Second-placed Liverpool have a game in hand on City, who were playing Everton in a game brought forward due to a fixture clash with the League Cup final against Chelsea later this month.
It was a far from inspired performance from City, but it was enough to turn the pressure back on Jurgen Klopp's faltering team, who had occupied top spot since December 8.
Liverpool's successive draws against Leicester and West Ham have allowed City back into the title race just when it looked like the Reds were set to take control as they chase a first English crown since 1990.
The opening goal came from a free-kick, needlessly conceded by Idrissa Gueye and taken by David Silva.
The Spanish midfielder curled in a perfect delivery which found Laporte unmarked, and only eight yards from goal, for a perfect header.
And in the context of the title race, it may yet prove to be one of the more important, although it took until deep into stoppage-time of the second half for City to claim their second.
Kevin De Bruyne played in Jesus, whose initial run was blocked by Jordan Pickford only for the ball to sit up kindly for the Brazilian to head into an open goal.
That was a cruel finale for Marco Silva's out-of-form team, who had battled admirably in the first half and not given up a single shot on target to that point.

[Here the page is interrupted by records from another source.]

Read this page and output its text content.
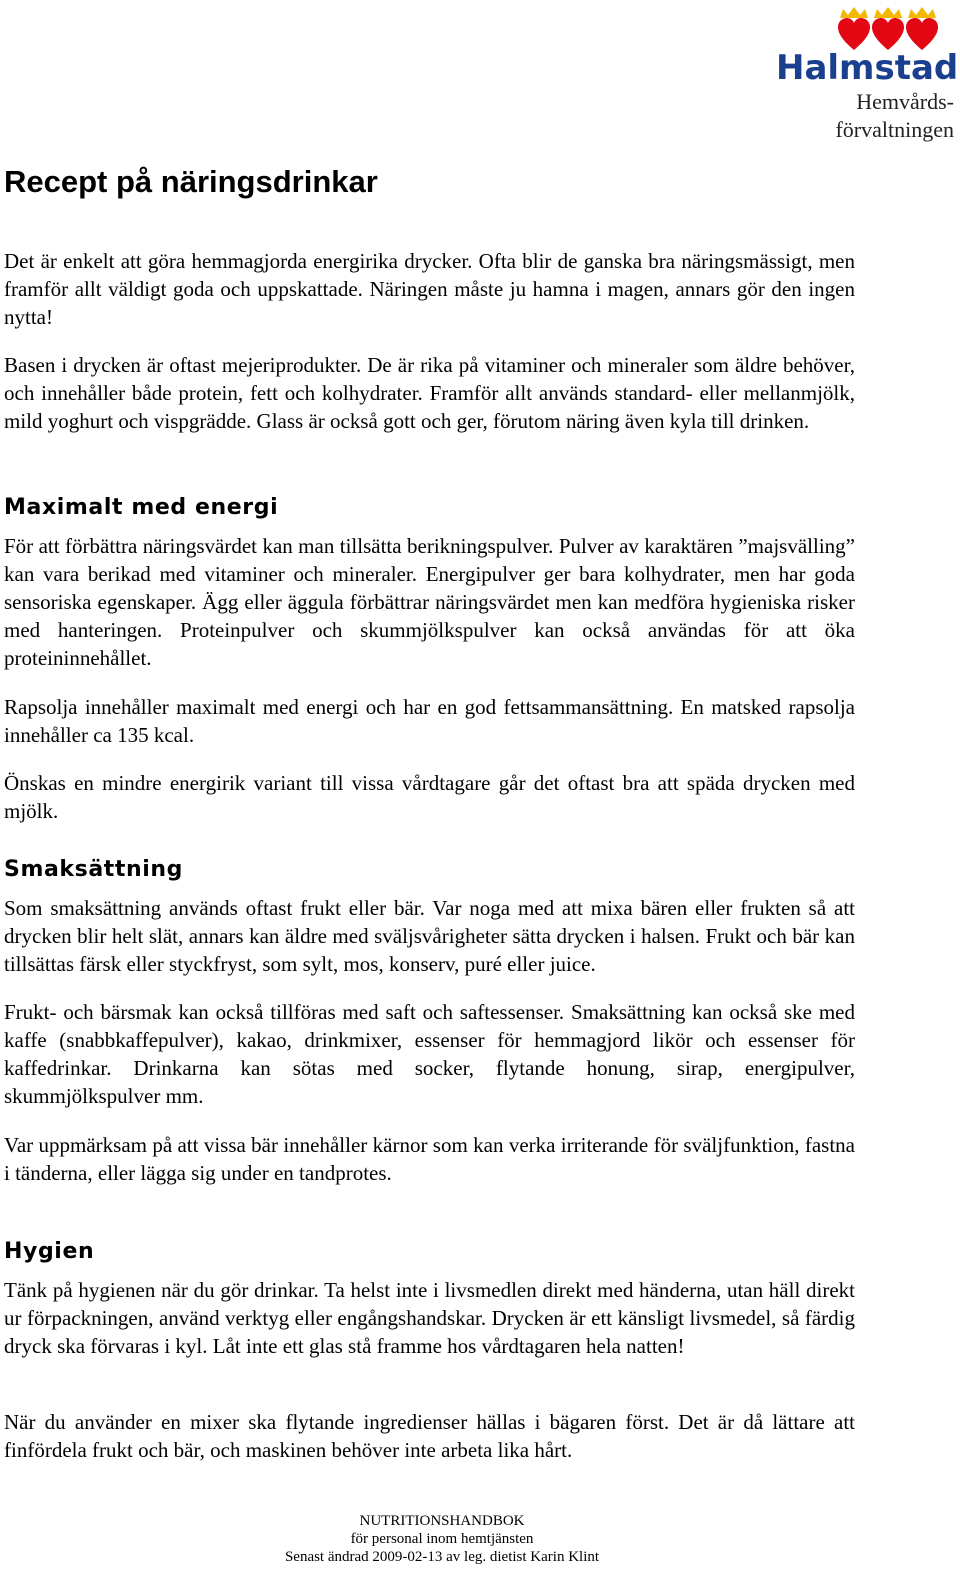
Halmstad
Hemvårds-
förvaltningen
Recept på näringsdrinkar

Det är enkelt att göra hemmagjorda energirika drycker. Ofta blir de ganska bra näringsmässigt, men framför allt väldigt goda och uppskattade. Näringen måste ju hamna i magen, annars gör den ingen nytta!

Basen i drycken är oftast mejeriprodukter. De är rika på vitaminer och mineraler som äldre behöver, och innehåller både protein, fett och kolhydrater. Framför allt används standard- eller mellanmjölk, mild yoghurt och vispgrädde. Glass är också gott och ger, förutom näring även kyla till drinken.

Maximalt med energi

För att förbättra näringsvärdet kan man tillsätta berikningspulver. Pulver av karaktären ”majsvälling” kan vara berikad med vitaminer och mineraler. Energipulver ger bara kolhydrater, men har goda sensoriska egenskaper. Ägg eller äggula förbättrar näringsvärdet men kan medföra hygieniska risker med hanteringen. Proteinpulver och skummjölkspulver kan också användas för att öka proteininnehållet.

Rapsolja innehåller maximalt med energi och har en god fettsammansättning. En matsked rapsolja innehåller ca 135 kcal.

Önskas en mindre energirik variant till vissa vårdtagare går det oftast bra att späda drycken med mjölk.

Smaksättning

Som smaksättning används oftast frukt eller bär. Var noga med att mixa bären eller frukten så att drycken blir helt slät, annars kan äldre med sväljsvårigheter sätta drycken i halsen. Frukt och bär kan tillsättas färsk eller styckfryst, som sylt, mos, konserv, puré eller juice.

Frukt- och bärsmak kan också tillföras med saft och saftessenser. Smaksättning kan också ske med kaffe (snabbkaffepulver), kakao, drinkmixer, essenser för hemmagjord likör och essenser för kaffedrinkar. Drinkarna kan sötas med socker, flytande honung, sirap, energipulver, skummjölkspulver mm.

Var uppmärksam på att vissa bär innehåller kärnor som kan verka irriterande för sväljfunktion, fastna i tänderna, eller lägga sig under en tandprotes.

Hygien

Tänk på hygienen när du gör drinkar. Ta helst inte i livsmedlen direkt med händerna, utan häll direkt ur förpackningen, använd verktyg eller engångshandskar. Drycken är ett känsligt livsmedel, så färdig dryck ska förvaras i kyl. Låt inte ett glas stå framme hos vårdtagaren hela natten!

När du använder en mixer ska flytande ingredienser hällas i bägaren först. Det är då lättare att finfördela frukt och bär, och maskinen behöver inte arbeta lika hårt.

NUTRITIONSHANDBOK
för personal inom hemtjänsten
Senast ändrad 2009-02-13 av leg. dietist Karin Klint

In fact Brazilian Bernard came close to opening the scoring when he met a cross from opposite winger Theo Walcott and delivered a shot which Ederson was required to turn around his post.
Pressure on Liverpool
City had looked certain to take the lead after 19 minutes when Ilkay Gundogan slid in to meet David Silva's excellent cross, but succeeded only in scooping his shot against the Everton bar.

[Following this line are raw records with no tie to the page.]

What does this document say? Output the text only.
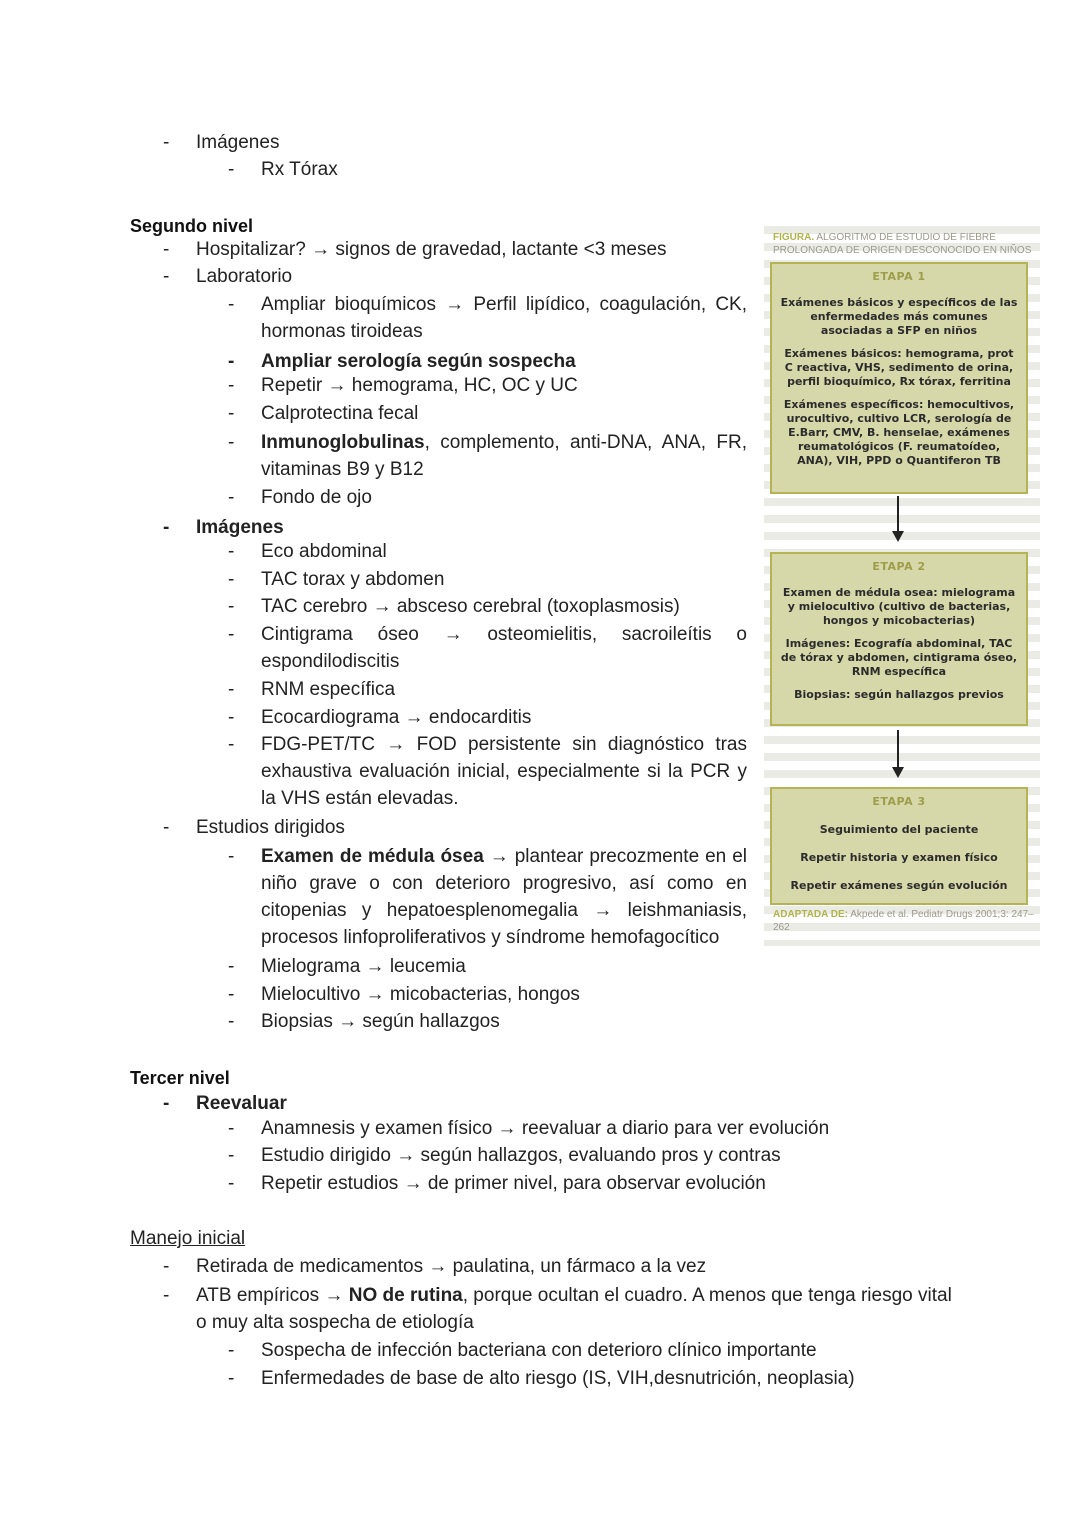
- Imágenes
- Rx Tórax
Segundo nivel
- Hospitalizar? → signos de gravedad, lactante <3 meses
- Laboratorio
- Ampliar bioquímicos → Perfil lipídico, coagulación, CK, hormonas tiroideas
- Ampliar serología según sospecha
- Repetir → hemograma, HC, OC y UC
- Calprotectina fecal
- Inmunoglobulinas, complemento, anti-DNA, ANA, FR, vitaminas B9 y B12
- Fondo de ojo
- Imágenes
- Eco abdominal
- TAC torax y abdomen
- TAC cerebro → absceso cerebral (toxoplasmosis)
- Cintigrama óseo → osteomielitis, sacroileítis o espondilodiscitis
- RNM específica
- Ecocardiograma → endocarditis
- FDG-PET/TC → FOD persistente sin diagnóstico tras exhaustiva evaluación inicial, especialmente si la PCR y la VHS están elevadas.
- Estudios dirigidos
- Examen de médula ósea → plantear precozmente en el niño grave o con deterioro progresivo, así como en citopenias y hepatoesplenomegalia → leishmaniasis, procesos linfoproliferativos y síndrome hemofagocítico
- Mielograma → leucemia
- Mielocultivo → micobacterias, hongos
- Biopsias → según hallazgos
Tercer nivel
- Reevaluar
- Anamnesis y examen físico → reevaluar a diario para ver evolución
- Estudio dirigido → según hallazgos, evaluando pros y contras
- Repetir estudios → de primer nivel, para observar evolución
Manejo inicial
- Retirada de medicamentos → paulatina, un fármaco a la vez
- ATB empíricos → NO de rutina, porque ocultan el cuadro. A menos que tenga riesgo vital o muy alta sospecha de etiología
- Sospecha de infección bacteriana con deterioro clínico importante
- Enfermedades de base de alto riesgo (IS, VIH,desnutrición, neoplasia)
FIGURA. ALGORITMO DE ESTUDIO DE FIEBRE PROLONGADA DE ORIGEN DESCONOCIDO EN NIÑOS
ETAPA 1

Exámenes básicos y específicos de las enfermedades más comunes asociadas a SFP en niños

Exámenes básicos: hemograma, prot C reactiva, VHS, sedimento de orina, perfil bioquímico, Rx tórax, ferritina

Exámenes específicos: hemocultivos, urocultivo, cultivo LCR, serología de E.Barr, CMV, B. henselae, exámenes reumatológicos (F. reumatoídeo, ANA), VIH, PPD o Quantiferon TB

ETAPA 2

Examen de médula osea: mielograma y mielocultivo (cultivo de bacterias, hongos y micobacterias)

Imágenes: Ecografía abdominal, TAC de tórax y abdomen, cintigrama óseo, RNM específica

Biopsias: según hallazgos previos

ETAPA 3

Seguimiento del paciente

Repetir historia y examen físico

Repetir exámenes según evolución

ADAPTADA DE: Akpede et al. Pediatr Drugs 2001;3: 247–262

Laporte had also missed a free header at the far post in a spell of early City pressure but, by the time he redeemed himself at the end of the half, Everton appeared to have weathered the worst of it.
Indeed, by the half-hour mark, Guardiola cut an increasingly frustrated figure on the touchline, arms waving at every over-hit pass and misplaced and overhit through ball.

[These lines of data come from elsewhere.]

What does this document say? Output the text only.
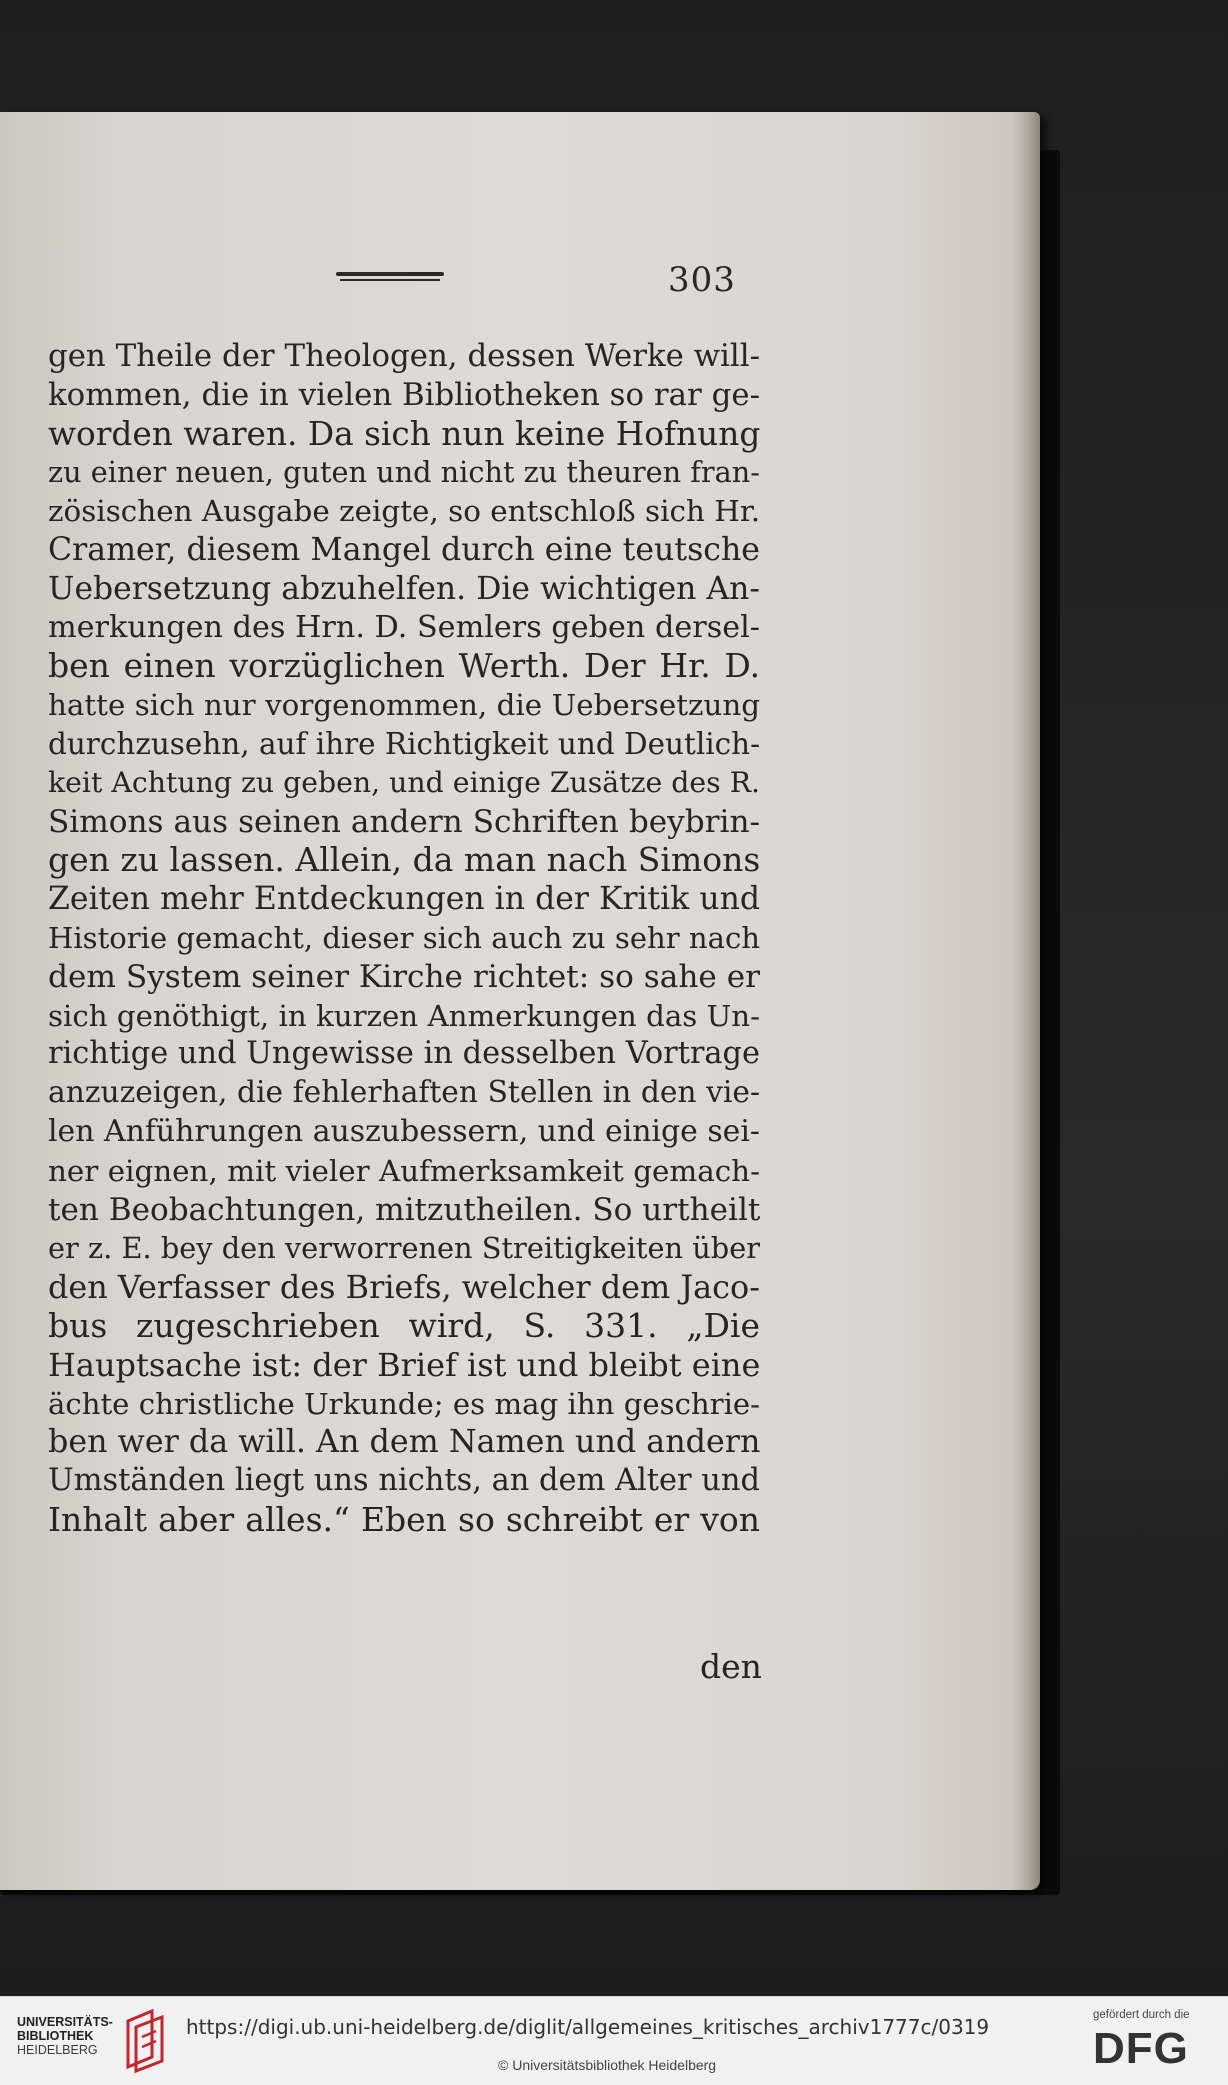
303
gen Theile der Theologen, dessen Werke will-
kommen, die in vielen Bibliotheken so rar ge-
worden waren. Da sich nun keine Hofnung
zu einer neuen, guten und nicht zu theuren fran-
zösischen Ausgabe zeigte, so entschloß sich Hr.
Cramer, diesem Mangel durch eine teutsche
Uebersetzung abzuhelfen. Die wichtigen An-
merkungen des Hrn. D. Semlers geben dersel-
ben einen vorzüglichen Werth. Der Hr. D.
hatte sich nur vorgenommen, die Uebersetzung
durchzusehn, auf ihre Richtigkeit und Deutlich-
keit Achtung zu geben, und einige Zusätze des R.
Simons aus seinen andern Schriften beybrin-
gen zu lassen. Allein, da man nach Simons
Zeiten mehr Entdeckungen in der Kritik und
Historie gemacht, dieser sich auch zu sehr nach
dem System seiner Kirche richtet: so sahe er
sich genöthigt, in kurzen Anmerkungen das Un-
richtige und Ungewisse in desselben Vortrage
anzuzeigen, die fehlerhaften Stellen in den vie-
len Anführungen auszubessern, und einige sei-
ner eignen, mit vieler Aufmerksamkeit gemach-
ten Beobachtungen, mitzutheilen. So urtheilt
er z. E. bey den verworrenen Streitigkeiten über
den Verfasser des Briefs, welcher dem Jaco-
bus zugeschrieben wird, S. 331. „Die
Hauptsache ist: der Brief ist und bleibt eine
ächte christliche Urkunde; es mag ihn geschrie-
ben wer da will. An dem Namen und andern
Umständen liegt uns nichts, an dem Alter und
Inhalt aber alles.“ Eben so schreibt er von
den
UNIVERSITÄTS-
BIBLIOTHEK
HEIDELBERG
https://digi.ub.uni-heidelberg.de/diglit/allgemeines_kritisches_archiv1777c/0319
© Universitätsbibliothek Heidelberg
gefördert durch die
DFG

But the first goal, and its timing, eased the pressure on City and turned it, in no uncertain terms, on Everton's cross-town rivals Liverpool.
After the restart, City sought the goal that would kill off Everton's threat.
Yet, as had been the case in the first half, all too often promising play broke down in the final third.
Pickford failed to deal with a deflected Gundogan cross, with Sergio Aguero shooting wide with an overhead attempt, before Guardiola brought on substitute Raheem Sterling in an effort to introduce a more clinical edge.
It almost worked, as the England forward saw a shot deflected onto the roof of the net following a spell of uncertain defending from Everton and a couple of failed clearances.
There was a late scare for City when a mistake by Kyle Walker gifted the ball to Richarlison who should have played in Cenk Tosun only to see his pass easily cut out by Ederson.